Larry Rivers delivered a eulogy for Francis “Frank” O’Hara that became one of the most infamous art world events of the late 1960s, but you’ve never heard of it. Artist Skylar Fein will read this eulogy, courtesy of the NYU Library Special Collections, and relate it to Rivers's work.
Fein makes the case that just as Rivers’s work prefigured Pop Art, the eulogy itself foreshadows the response to AIDS a few years later.
In the eulogy, Rivers asks that we forget O’Hara once won a lot of money on the “$64,000 Question,” forget that he painted Napoleon as "The Greatest Homosexual,” forget the scandalous Frank O’Hara Nude With Boots—even forget (if you can) that O’Hara was his lover and a world-renowned poet and a curator at MoMA at the time. Forget all of that. The topic is the eulogy. This is the speech Larry Rivers gave after O’Hara was run over and killed on a Fire Island beach.

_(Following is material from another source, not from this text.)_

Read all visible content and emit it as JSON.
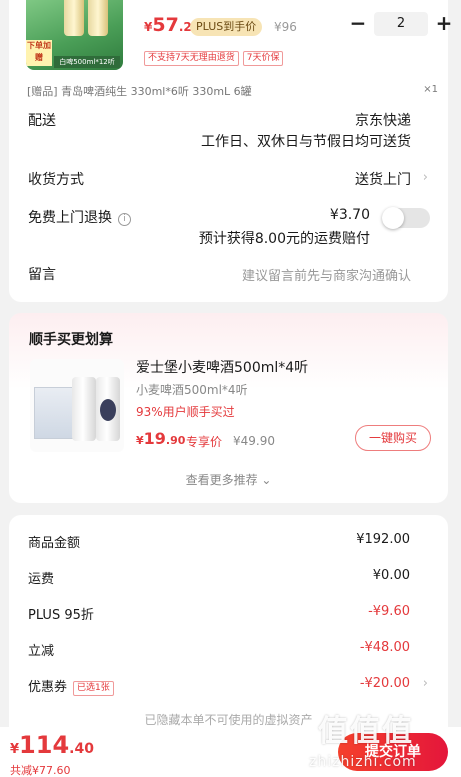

“Larry’s eulogy was searing, cauterizing,” says Henry Geldzahler, then a young curator at the Metropolitan. “He took us out of our bodies, threw us first into the grave and then into the sky.” Rivers’s eulogy was graphic and explosive and ended with mourners yelling, “Stop! Stop!”
About Skylar Fein
How does a New York native become woven into the fabric of New Orleans? How does a medical student become a sought-after painter? How does catastrophe give birth to art? The answers lie in the work of Skylar Fein, an emerging artist whose sudden and surprising art career took root after Hurricane Katrina and flowered in the fall of 2009 at Prospect.1 New Orleans, the largest biennial of international contemporary art ever organized in the United States.
Fein was born in Greenwich Village and raised in the Bronx. He left New York for a career in Philadelphia, teaching nonviolent resistance under the umbrella of the Quakers. When a career in medicine called, he moved to Louisiana to take up pre-med work at the University of New Orleans. One week into school, Hurricane Katrina loomed, and Fein and his partner fled the city with little more than the shirts on their backs. They returned to find their house in ruins. Amazingly, they stayed.
In the wreckage of New Orleans, Fein began collecting the weathered wood that was lying everywhere. And in his backyard, he began putting the boards together, experimenting with color and composition. It was his first stab at art in any medium. But his work soon became known for its pop sensibility as well as its hard-nosed politics. After a few starring roles in group shows, he had his first solo show in May 2008 at Jonathan Ferrara Gallery in New Orleans. He dropped out of school to make art full time.
Fein’s Prospect.1 installation threw a spotlight on an overlooked piece of New Orleans history: a fire that swept through a French Quarter bar in 1973, killing everyone inside. The worst fire in New Orleans history has never been solved. His installation, "Remember the Upstairs Lounge," walked visitors right through the swinging bar doors and offered visual riffs on politics and sexuality circa 1973. The piece was praised in Artforum and the New Yorker, among others.
Fein’s first solo museum exhibition, Youth Manifesto, was an ode to punk rock as a force for social and cultural upheaval. The opening reception at the New Orleans Museum of Art was shut down due to police responding to the look of the unlikely art-going crowd.
Well known locally, Fein's work is now getting attention at the national level. His "Youth Front" project made waves at Volta New York (March 2010) with its blistering social criticism. In the massive installation "The Lincoln Bedroom" (November 2013) Fein recreated Abraham Lincoln’s first house in Springfield, Illinois, building a two-story 1840s frontier structure in the atrium at C24 Gallery in Chelsea, New York.